L’institutrice prêtait, une fois par semaine, des livres en arabe aux enfants jusqu’au CM1. C’était le moment que je préférais de toute la semaine ; j’échangeais mon histoire contre une nouvelle. Mais, hélas, l’une de mes camarades de classe a utilisé mon amour des livres pour se venger. Après une dispute, elle a écrit une lettre à l’encre, sur son livre de bibliothèque, et l’a signée de mon nom.

L’institutrice, qui nous avait demandé, à plusieurs reprises, de faire attention aux livres que nous empruntions, est devenue furieuse quand elle a vu le livre souillé et a décidé de faire un exemple en me punissant. Elle m’a interdit d’emprunter des livres jusqu’à la fin du semestre. J’ai juré que ce n’était pas moi, j’ai supplié et pleuré mais elle n’a pas bronché.

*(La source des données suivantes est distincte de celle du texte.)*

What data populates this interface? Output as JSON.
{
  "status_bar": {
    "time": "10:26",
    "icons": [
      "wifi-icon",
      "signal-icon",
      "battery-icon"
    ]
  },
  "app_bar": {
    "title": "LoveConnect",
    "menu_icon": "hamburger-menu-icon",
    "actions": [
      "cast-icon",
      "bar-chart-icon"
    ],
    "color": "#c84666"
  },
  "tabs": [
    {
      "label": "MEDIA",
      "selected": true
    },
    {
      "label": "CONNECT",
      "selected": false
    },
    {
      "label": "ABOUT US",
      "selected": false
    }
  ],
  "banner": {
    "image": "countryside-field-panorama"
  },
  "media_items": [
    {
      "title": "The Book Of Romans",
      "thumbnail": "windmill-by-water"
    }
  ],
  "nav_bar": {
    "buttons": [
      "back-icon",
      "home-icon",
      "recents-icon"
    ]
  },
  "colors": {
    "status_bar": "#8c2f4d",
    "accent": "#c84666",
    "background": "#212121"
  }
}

Je me sentais perdue, j’avais le cœur brisé. Je savais qu’il y avait une bibliothèque pleine de livres à l’école, mais seules les élèves à partir du CM2 pouvaient les emprunter, tous les livres étant en anglais.

À chaque recréation, j’allais à la bibliothèque des « grandes » et je regardais à l’intérieur. Comme j’étais timide, il n’était pas facile pour moi de demander quelque chose. Je restais là, à jeter des coups d’œil furtifs aux étagères de livres de la bibliothèque. Ils ne paraissaient pas particulièrement intéressants, pas comme les livres pour enfants d’aujourd’hui, pleins de couleurs ; ils avaient tous des couvertures cartonnées qui se ressemblaient, mais je savais qu’il y avait un autre monde caché derrière chacune.

La bibliothécaire, Sœur Radigundes, m’a remarquée et, après quelques jours, m’a prise en pitié et a proposé de me prêter un livre.

Je me souviens encore du livre qu’elle m’a donné. C’était un livre relié, les pages étaient épaisses et de couleur crème, avec des illustrations à l’encre noire. C’était un livre d’Enid Blyton, qui racontait que les jouets devenaient vivants quand les enfants s’endormaient.

Lire ce livre fut difficile pour moi, car mon anglais n’était pas très bon, mais j’étais fascinée et, quelques jours plus tard, j’étais de retour à la bibliothèque, demandant en silence un autre livre.

J’ai dû apprendre à lire par moi-même. Plus je lisais, plus je comprenais ce qui se passait ; Enid Blyton est devenu mon écrivain favori.

Les livres m’ont donné énormément de plaisir et m’ont ouvert tout un nouveau monde. Il faut se rappeler que cela se passait bien avant l’ère des satellites ; moi, petite fille palestinienne dans un pensionnat à Jérusalem, j’ai trouvé le moyen de parcourir le monde. J’ai visité les landes anglaises avec Wuthering Heights [Les Hauts de Hurlevent], senti la neige froide des Alpes en lisant Heidi, pleuré en lisant Jane Eyre, et mon cœur a battu follement en lisant Tale of Two Cities [Un conte de deux villes]. Je ne me souviens pas des détails de ces livres mais, à ce jour, je me souviens de l’élan que j’ai ressenti et des sentiments d’émerveillement et d’enthousiasme qui s’offraient à moi. En lisant, j’ai amélioré mes compétences linguistiques en anglais et je suis devenue la première de ma classe.

 

Aujourd’hui je suis auteure et éditrice.